Para Grecco (et. al., 2014, p. 08/10) três são as correntes de pensamento que auxiliam o crescimento e a evolução da justiça restaurativa:

I. Contestação das instituições repressivas. A justiça restaurativa surge quando já existia um movimento de revisão da Justiça Tradicional, ou seja, quando surgiam profundas transformações estruturais dentro e fora do campo penal, tais como a descentralização do poder estado controlador, a desagregação do modelo estatal de bem-estar social, o simbolismo jurídico, o aparecimento da sociedade civil e a elevação do neoliberalismo e a fragmentação dos centros de decisões (…). II. Descoberta e consideração da vítima. A Justiça Restaurativa emerge, então, como uma alternativa ética com uma visão diferente sobre quem é a vítima e o que são suas necessidades. Considerando que muitas vezes vítima e ofensor podem estar conectados por circunstâncias existenciais, nem sempre as punições severas atendem as vítimas que preferem ter a chance de falar com o ofensor sobre o crime e explicar com detalhes como foram afetadas; e obter uma restituição que compense as perdas e danos sofridos (…). III. Exaltação da comunidade. A recuperação do poder comunitário favoreceu o desenvolvimento de modelos restaurativos ligados, em parte, aos movimentos dos povos nativos em busca do respeito a suas crenças e em resposta ao encarceramento desproporcional de membros de sua comunidade.
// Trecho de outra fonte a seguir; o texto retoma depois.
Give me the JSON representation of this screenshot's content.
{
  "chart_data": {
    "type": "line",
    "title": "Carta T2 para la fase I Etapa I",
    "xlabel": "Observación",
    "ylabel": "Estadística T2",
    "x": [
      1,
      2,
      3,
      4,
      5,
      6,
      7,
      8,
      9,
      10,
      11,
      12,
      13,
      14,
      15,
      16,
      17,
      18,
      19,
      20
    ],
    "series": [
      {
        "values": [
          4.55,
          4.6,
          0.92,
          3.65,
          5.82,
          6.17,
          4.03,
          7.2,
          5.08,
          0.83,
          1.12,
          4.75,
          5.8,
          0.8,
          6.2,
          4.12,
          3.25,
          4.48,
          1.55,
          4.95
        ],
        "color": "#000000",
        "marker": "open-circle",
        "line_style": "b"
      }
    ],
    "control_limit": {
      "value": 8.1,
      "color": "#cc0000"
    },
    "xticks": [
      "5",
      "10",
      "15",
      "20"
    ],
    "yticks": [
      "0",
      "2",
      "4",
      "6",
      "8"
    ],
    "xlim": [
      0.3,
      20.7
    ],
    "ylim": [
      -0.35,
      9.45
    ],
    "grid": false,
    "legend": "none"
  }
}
Destaca-se que são identificadas pelos estudiosos três fases evolutivas da Justiça restaurativa, a primeira tratando-se de uma movimento de descriminalização a partir dos anos 1970, seguido de uma fase de institucionalização nos anos 1980, ocasião na qual houve a adoção de legislações específicas sobre o tema em outros países e, por fim, a chamada fase de expansão, no ano de 1990, tornando-se conhecido o tema e o movimento até os dias de hoje (JACOUD, 2005), tanto que ensejou a conceituação pela Resolução nº 12/2002 do Conselho Econômico e Social das Nações Unidas, dada a importância do tema:

Programa de Justiça Restaurativa significa qualquer programa que use processos restaurativos. Processo restaurativo significa qualquer processo no qual a vítima e o ofensor, e, quando apropriado, quaisquer outros indivíduos ou membros da comunidade afetados por um crime, tem participação ativa na resolução das questões oriundas do crime, geralmente com a ajuda de um facilitador. Os processos restaurativos podem incluir a mediação, a conciliação, a reunião familiar ou comunitária (…) e círculos decisórios. Resultados restaurativos incluem respostas e programas tais como reparação, restituição e serviço comunitário, objetivando atender necessidades individuais e coletivas e responsabilidades das partes, bem como promover a reintegração da vítima e do ofensor. Partes regerem-se a vítima, o ofensor e quaisquer outros indivíduos ou membros da comunidade afetados por um crime que podem estar envolvidos (direta ou indiretamente) em um processo restaurativo. Facilitador significa uma pessoa cujo papel é facilitar, de maneira justa e imparcial, a participação das pessoas afetadas e envolvidas em um processo restaurativo (ONU, 2002).

Deixou-se claro no sítio do Conselho Nacional de Justiça (2016, p. 02)[1] que o objetivo da Justiça restaurativa é a “responsabilização ativa daqueles que contribuíram direta ou indiretamente para o fato danoso e o empoderamento da comunidade, destacando a necessidade de reparação do dano”.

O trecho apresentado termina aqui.